Communications minister Khumbudzo Ntshavheni has been ordered by the high court not to complete analogue television switch-off in South Africa on 31 March as she had planned.
A full bench of the high court in Pretoria late on Monday handed down judgment in the case against the minister brought by free-to-air broadcaster e.tv. The court has ordered her to delay analogue switch-off by three months, to 30 June. But the judgment is likely to be seen mostly as a victory for Ntshavheni.
The litigants, which also included Media Monitoring Africa and SOS Support Public Broadcasting, had hoped for more time than allowed by the court to complete the migration and ensure that government-subsidised set-top boxes are deployed into more indigent households.
"The 31 March decision is declared to be unlawful and invalid and is reviewed and set aside," the judgment said.
The minister must report to the court within one month of the judgment, setting out steps that have been taken by government to ensure that members of the public currently reliant on analogue broadcasting services are provided with access to digital set-top boxes. She must also report on her plans to provide adequately resourced call centres to process viewer queries and ensure an effective viewer campaign has been conducted.
"It remains to be seen how many households will be adversely affected by the switch-off. However, it would be unreasonable to allow for a situation where this unknown variable is allowed to hold up a process that will eventually be of benefit to all citizens and where government must meet its international obligations," the court said.

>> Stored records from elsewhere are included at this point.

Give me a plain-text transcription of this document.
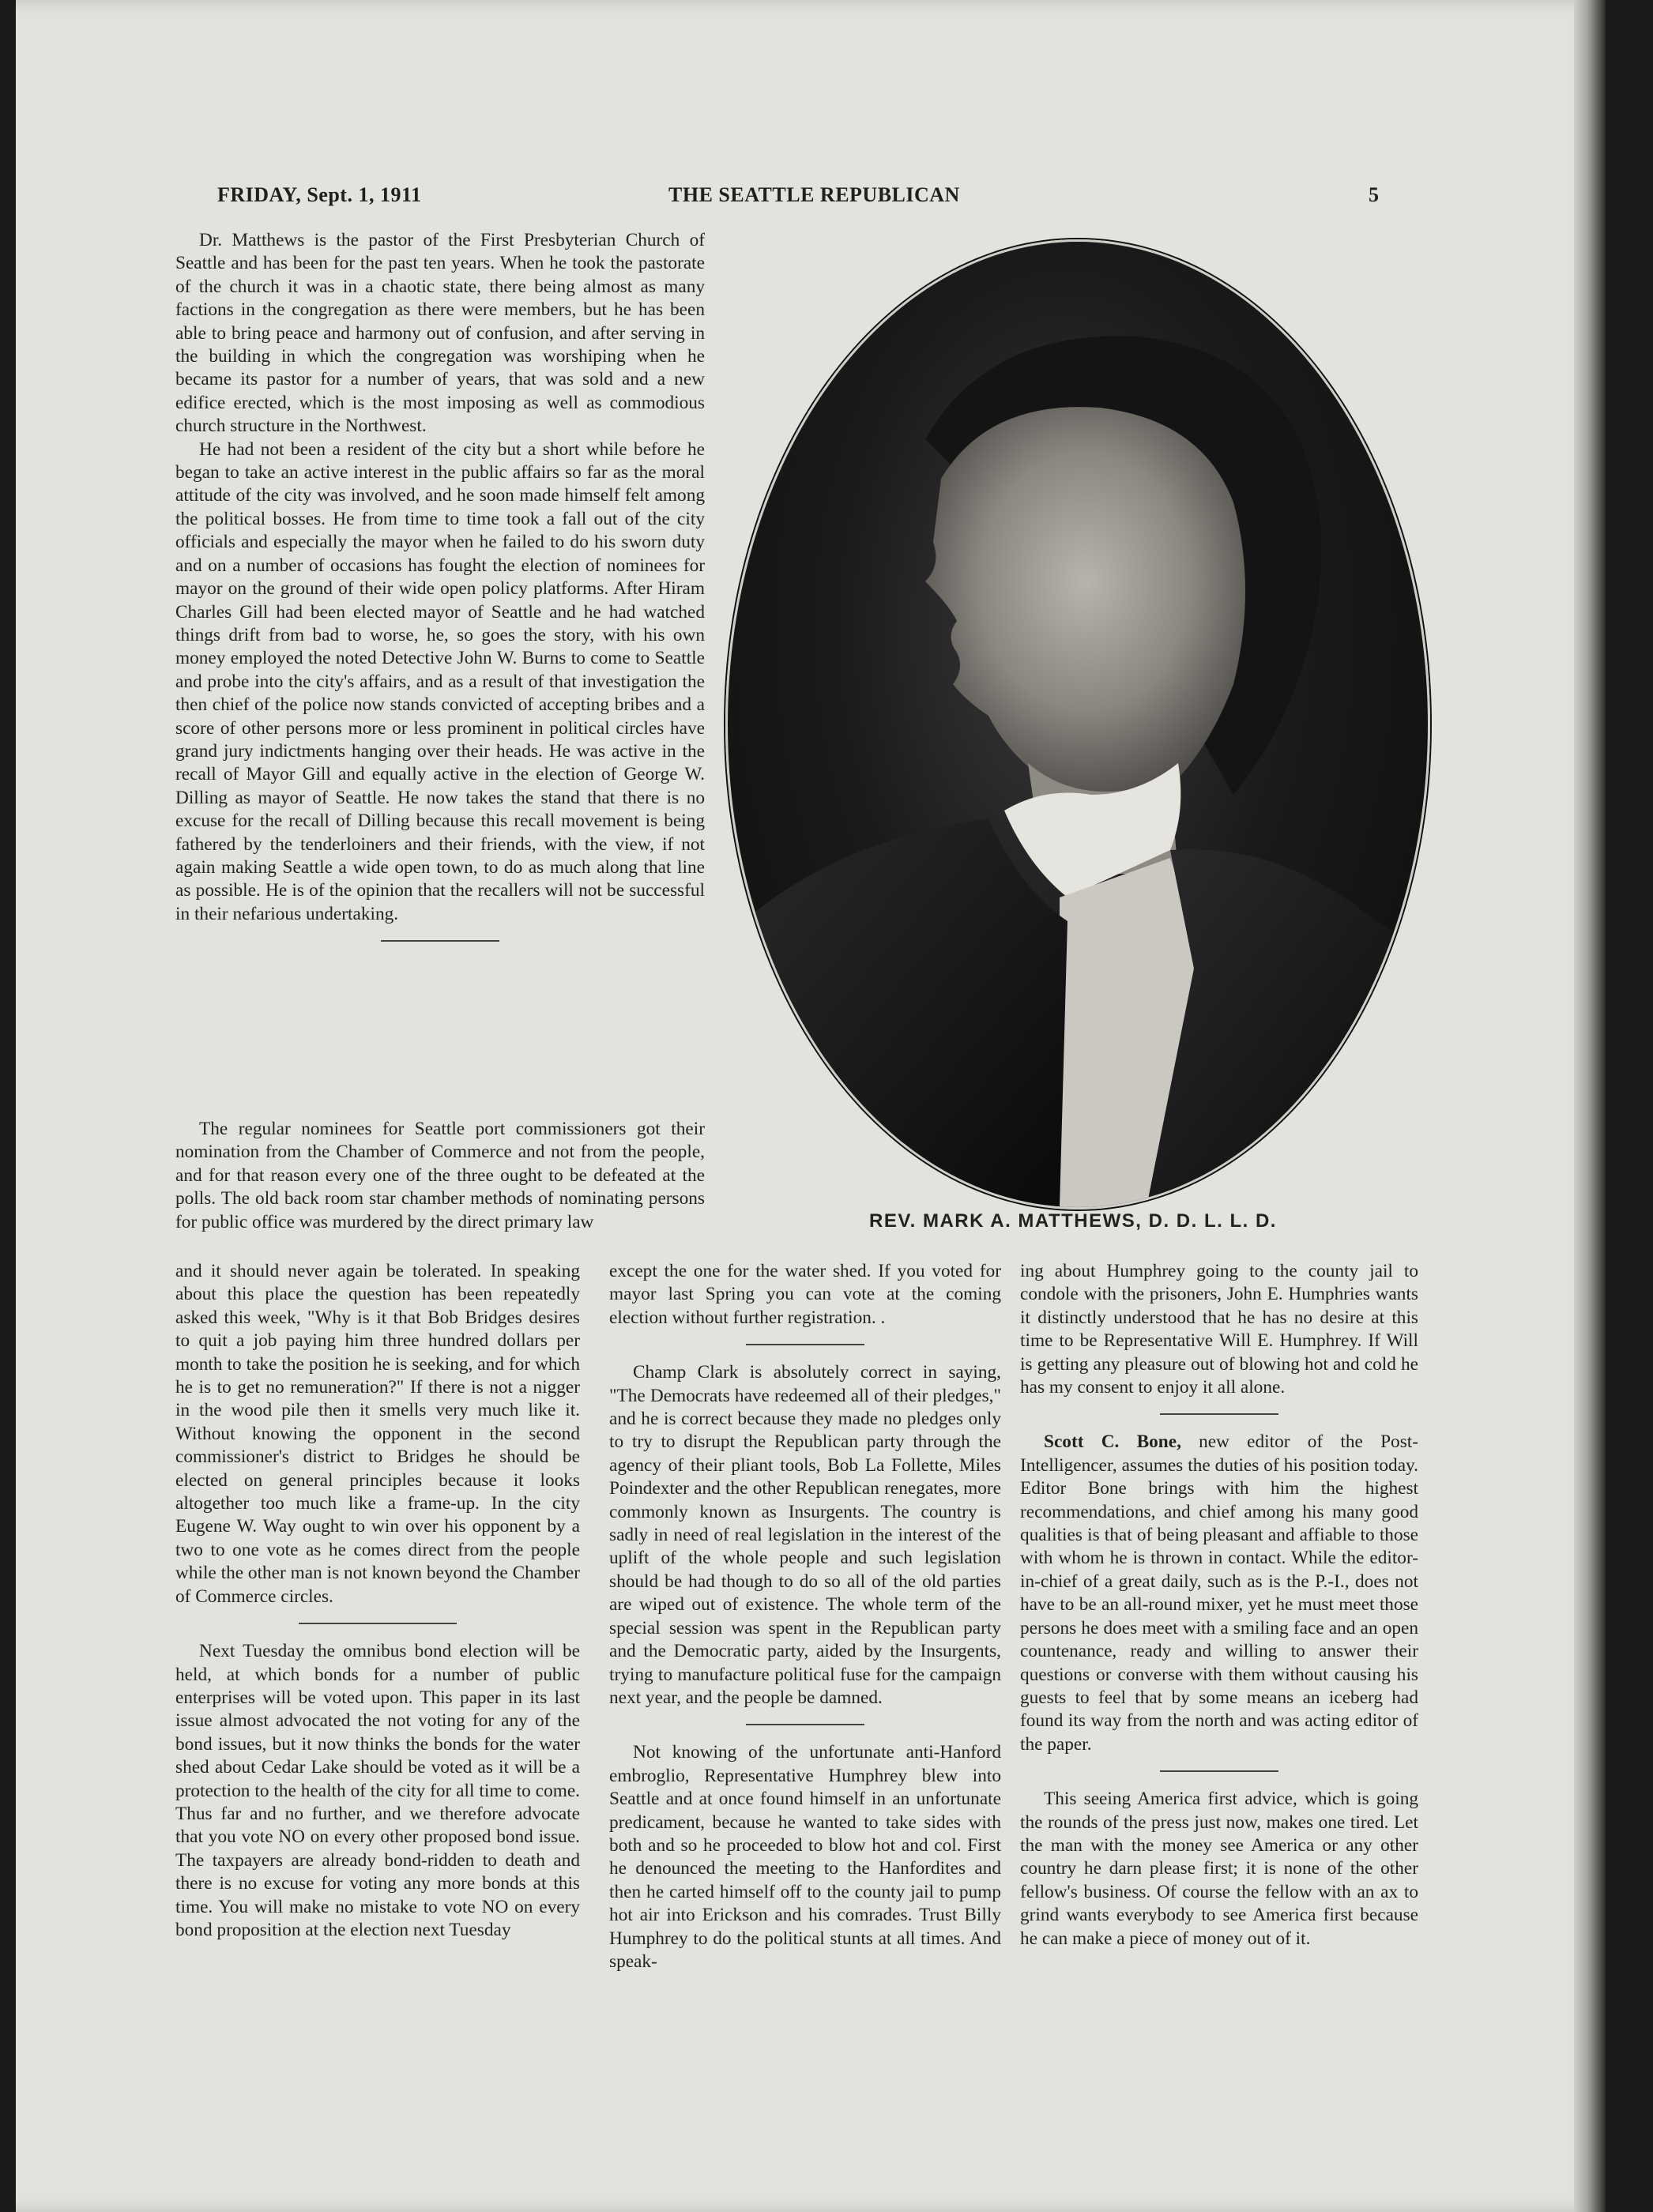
FRIDAY, Sept. 1, 1911	THE SEATTLE REPUBLICAN	5

Dr. Matthews is the pastor of the First Presbyterian Church of Seattle and has been for the past ten years. When he took the pastorate of the church it was in a chaotic state, there being almost as many factions in the congregation as there were members, but he has been able to bring peace and harmony out of confusion, and after serving in the building in which the congregation was worshiping when he became its pastor for a number of years, that was sold and a new edifice erected, which is the most imposing as well as commodious church structure in the Northwest.

He had not been a resident of the city but a short while before he began to take an active interest in the public affairs so far as the moral attitude of the city was involved, and he soon made himself felt among the political bosses. He from time to time took a fall out of the city officials and especially the mayor when he failed to do his sworn duty and on a number of occasions has fought the election of nominees for mayor on the ground of their wide open policy platforms. After Hiram Charles Gill had been elected mayor of Seattle and he had watched things drift from bad to worse, he, so goes the story, with his own money employed the noted Detective John W. Burns to come to Seattle and probe into the city's affairs, and as a result of that investigation the then chief of the police now stands convicted of accepting bribes and a score of other persons more or less prominent in political circles have grand jury indictments hanging over their heads. He was active in the recall of Mayor Gill and equally active in the election of George W. Dilling as mayor of Seattle. He now takes the stand that there is no excuse for the recall of Dilling because this recall movement is being fathered by the tenderloiners and their friends, with the view, if not again making Seattle a wide open town, to do as much along that line as possible. He is of the opinion that the recallers will not be successful in their nefarious undertaking.

The regular nominees for Seattle port commissioners got their nomination from the Chamber of Commerce and not from the people, and for that reason every one of the three ought to be defeated at the polls. The old back room star chamber methods of nominating persons for public office was murdered by the direct primary law

and it should never again be tolerated. In speaking about this place the question has been repeatedly asked this week, "Why is it that Bob Bridges desires to quit a job paying him three hundred dollars per month to take the position he is seeking, and for which he is to get no remuneration?" If there is not a nigger in the wood pile then it smells very much like it. Without knowing the opponent in the second commissioner's district to Bridges he should be elected on general principles because it looks altogether too much like a frame-up. In the city Eugene W. Way ought to win over his opponent by a two to one vote as he comes direct from the people while the other man is not known beyond the Chamber of Commerce circles.

Next Tuesday the omnibus bond election will be held, at which bonds for a number of public enterprises will be voted upon. This paper in its last issue almost advocated the not voting for any of the bond issues, but it now thinks the bonds for the water shed about Cedar Lake should be voted as it will be a protection to the health of the city for all time to come. Thus far and no further, and we therefore advocate that you vote NO on every other proposed bond issue. The taxpayers are already bond-ridden to death and there is no excuse for voting any more bonds at this time. You will make no mistake to vote NO on every bond proposition at the election next Tuesday

REV. MARK A. MATTHEWS, D. D. L. L. D.

except the one for the water shed. If you voted for mayor last Spring you can vote at the coming election without further registration. .

Champ Clark is absolutely correct in saying, "The Democrats have redeemed all of their pledges," and he is correct because they made no pledges only to try to disrupt the Republican party through the agency of their pliant tools, Bob La Follette, Miles Poindexter and the other Republican renegates, more commonly known as Insurgents. The country is sadly in need of real legislation in the interest of the uplift of the whole people and such legislation should be had though to do so all of the old parties are wiped out of existence. The whole term of the special session was spent in the Republican party and the Democratic party, aided by the Insurgents, trying to manufacture political fuse for the campaign next year, and the people be damned.

Not knowing of the unfortunate anti-Hanford embroglio, Representative Humphrey blew into Seattle and at once found himself in an unfortunate predicament, because he wanted to take sides with both and so he proceeded to blow hot and col. First he denounced the meeting to the Hanfordites and then he carted himself off to the county jail to pump hot air into Erickson and his comrades. Trust Billy Humphrey to do the political stunts at all times. And speak-

ing about Humphrey going to the county jail to condole with the prisoners, John E. Humphries wants it distinctly understood that he has no desire at this time to be Representative Will E. Humphrey. If Will is getting any pleasure out of blowing hot and cold he has my consent to enjoy it all alone.

Scott C. Bone, new editor of the Post-Intelligencer, assumes the duties of his position today. Editor Bone brings with him the highest recommendations, and chief among his many good qualities is that of being pleasant and affiable to those with whom he is thrown in contact. While the editor-in-chief of a great daily, such as is the P.-I., does not have to be an all-round mixer, yet he must meet those persons he does meet with a smiling face and an open countenance, ready and willing to answer their questions or converse with them without causing his guests to feel that by some means an iceberg had found its way from the north and was acting editor of the paper.

This seeing America first advice, which is going the rounds of the press just now, makes one tired. Let the man with the money see America or any other country he darn please first; it is none of the other fellow's business. Of course the fellow with an ax to grind wants everybody to see America first because he can make a piece of money out of it.
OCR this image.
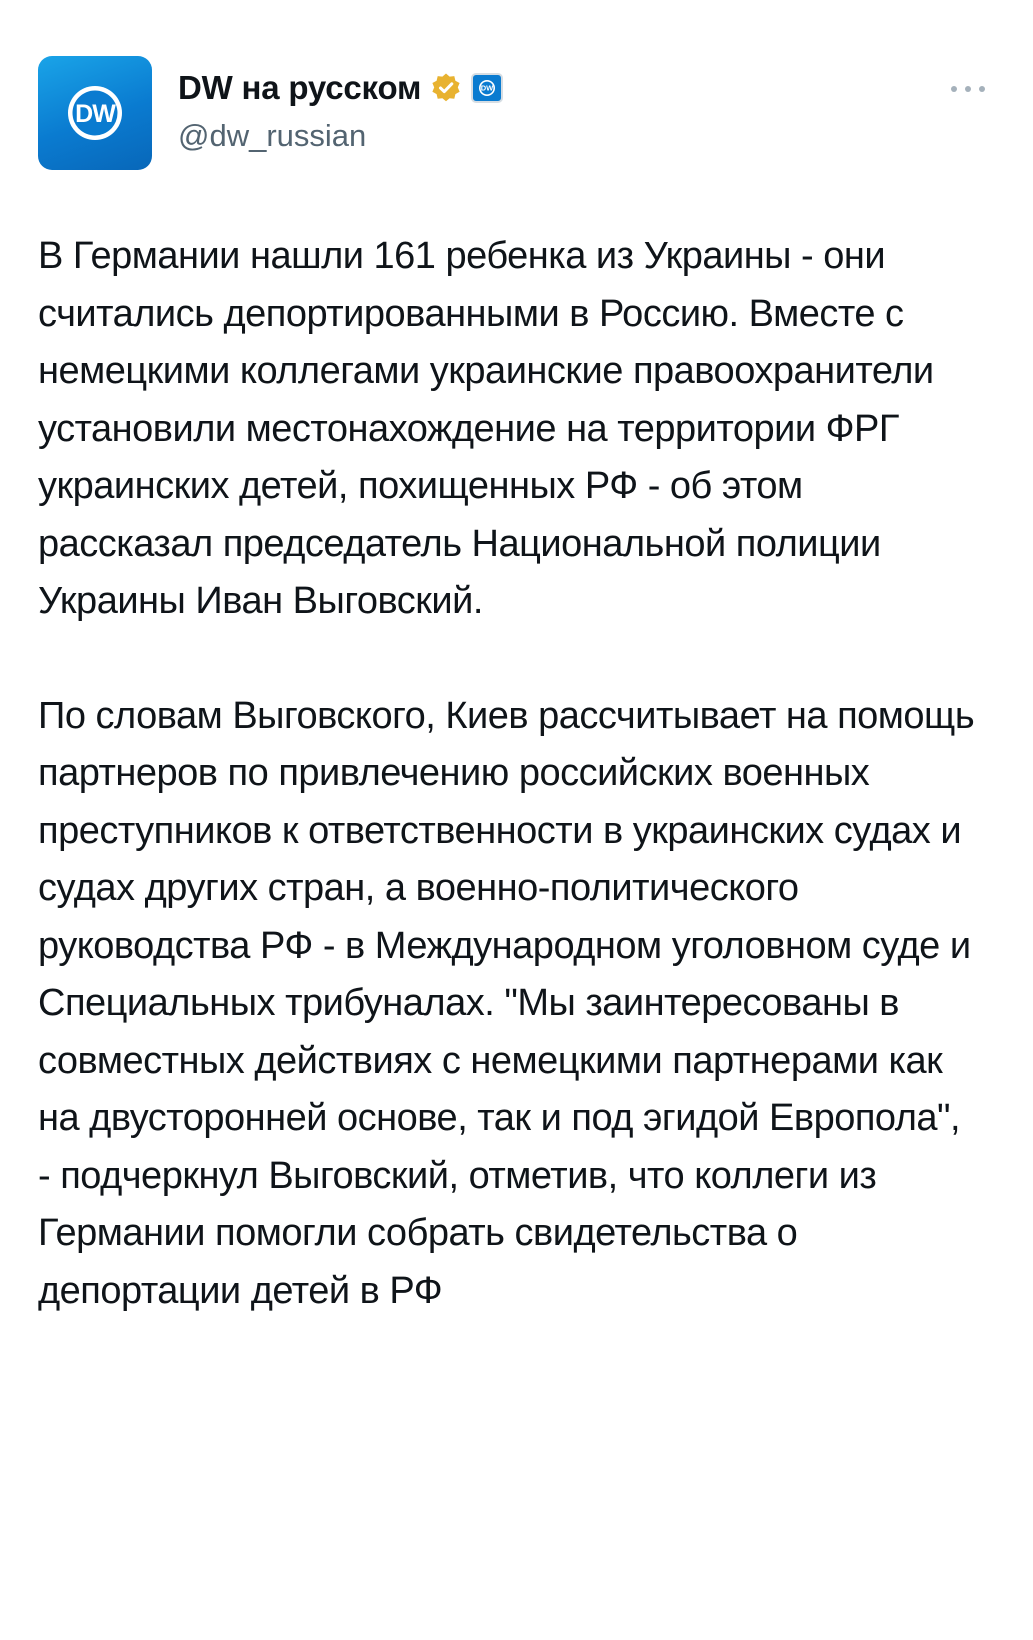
DW
DW на русском	DW
@dw_russian

В Германии нашли 161 ребенка из Украины - они считались депортированными в Россию. Вместе с немецкими коллегами украинские правоохранители установили местонахождение на территории ФРГ украинских детей, похищенных РФ - об этом рассказал председатель Национальной полиции Украины Иван Выговский.

По словам Выговского, Киев рассчитывает на помощь партнеров по привлечению российских военных преступников к ответственности в украинских судах и судах других стран, а военно-политического руководства РФ - в Международном уголовном суде и Специальных трибуналах. "Мы заинтересованы в совместных действиях с немецкими партнерами как на двусторонней основе, так и под эгидой Европола", - подчеркнул Выговский, отметив, что коллеги из Германии помогли собрать свидетельства о депортации детей в РФ
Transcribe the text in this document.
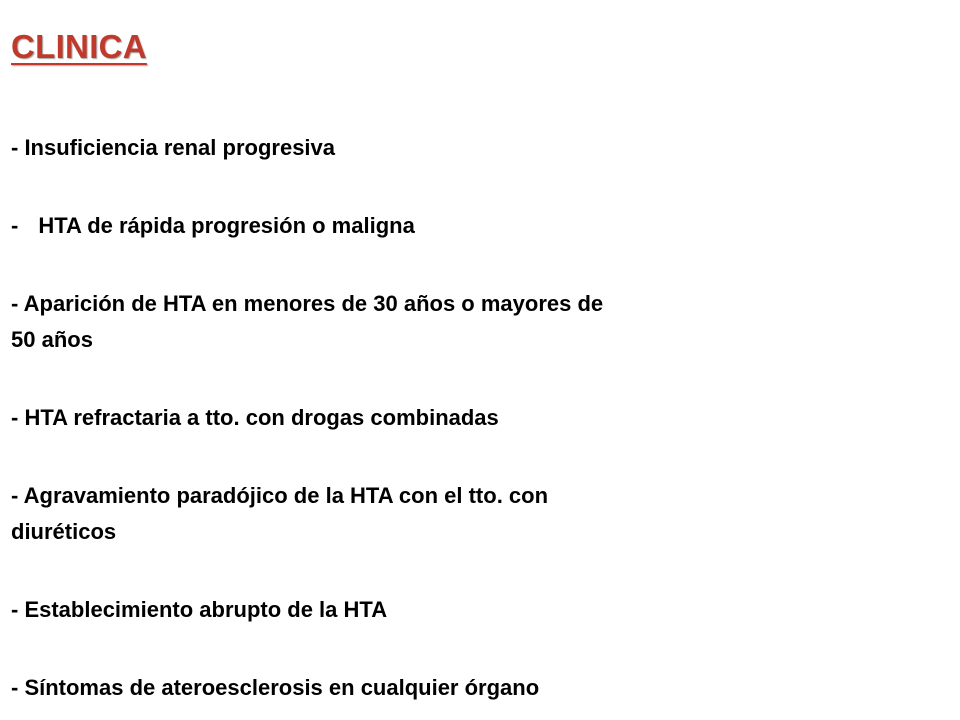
CLINICA

- Insuficiencia renal progresiva

- HTA de rápida progresión o maligna

- Aparición de HTA en menores de 30 años o mayores de

50 años

- HTA refractaria a tto. con drogas combinadas

- Agravamiento paradójico de la HTA con el tto. con

diuréticos

- Establecimiento abrupto de la HTA

- Síntomas de ateroesclerosis en cualquier órgano
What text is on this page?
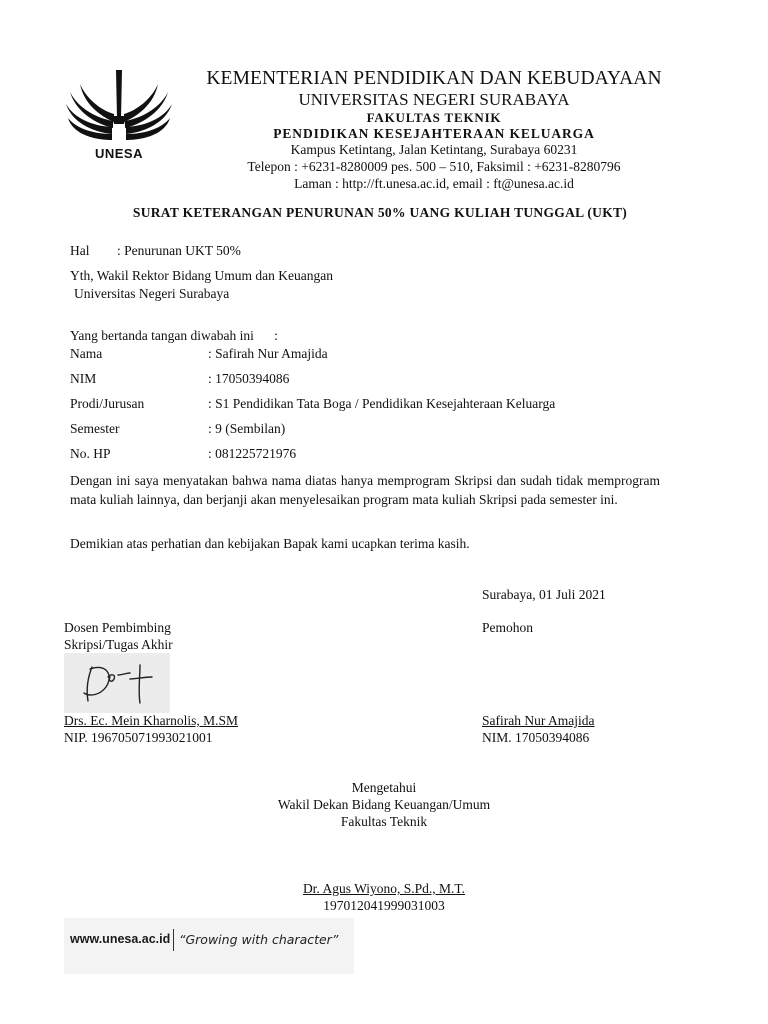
UNESA
KEMENTERIAN PENDIDIKAN DAN KEBUDAYAAN
UNIVERSITAS NEGERI SURABAYA
FAKULTAS TEKNIK
PENDIDIKAN KESEJAHTERAAN KELUARGA
Kampus Ketintang, Jalan Ketintang, Surabaya 60231
Telepon : +6231-8280009 pes. 500 – 510, Faksimil : +6231-8280796
Laman : http://ft.unesa.ac.id, email : ft@unesa.ac.id
SURAT KETERANGAN PENURUNAN 50% UANG KULIAH TUNGGAL (UKT)
Hal : Penurunan UKT 50%
Yth, Wakil Rektor Bidang Umum dan Keuangan
Universitas Negeri Surabaya
Yang bertanda tangan diwabah ini      :
Nama	: Safirah Nur Amajida
NIM	: 17050394086
Prodi/Jurusan	: S1 Pendidikan Tata Boga / Pendidikan Kesejahteraan Keluarga
Semester	: 9 (Sembilan)
No. HP	: 081225721976
Dengan ini saya menyatakan bahwa nama diatas hanya memprogram Skripsi dan sudah tidak memprogram mata kuliah lainnya, dan berjanji akan menyelesaikan program mata kuliah Skripsi pada semester ini.
Demikian atas perhatian dan kebijakan Bapak kami ucapkan terima kasih.
Surabaya, 01 Juli 2021
Dosen Pembimbing
Skripsi/Tugas Akhir
Drs. Ec. Mein Kharnolis, M.SM
NIP. 196705071993021001
Pemohon
Safirah Nur Amajida
NIM. 17050394086
Mengetahui
Wakil Dekan Bidang Keuangan/Umum
Fakultas Teknik
Dr. Agus Wiyono, S.Pd., M.T.
197012041999031003
www.unesa.ac.id “Growing with character”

E.tv and other litigants failed to prove their assertion that there are about 2.6 million TV-watching households — representing eight million indigent people — that will be cut off from free-to-air terrestrial broadcasts on 31 March. Also, in light of the project to provide for set-top boxes to all qualifying registered households, government has done enough within its powers to help the qualifying households realise this right, the court said.
However, to ensure government does not switch off the estimated half a million households that have registered timeously and that are entitled to the installation of a set-top box — and who are likely to be switched off if government does not reach its installation target — the court decided that the analogue switch-off date should be deferred to end-June to give government sufficient time to complete the installations.
E.tv has been ordered to pay 50% of the minister’s legal costs.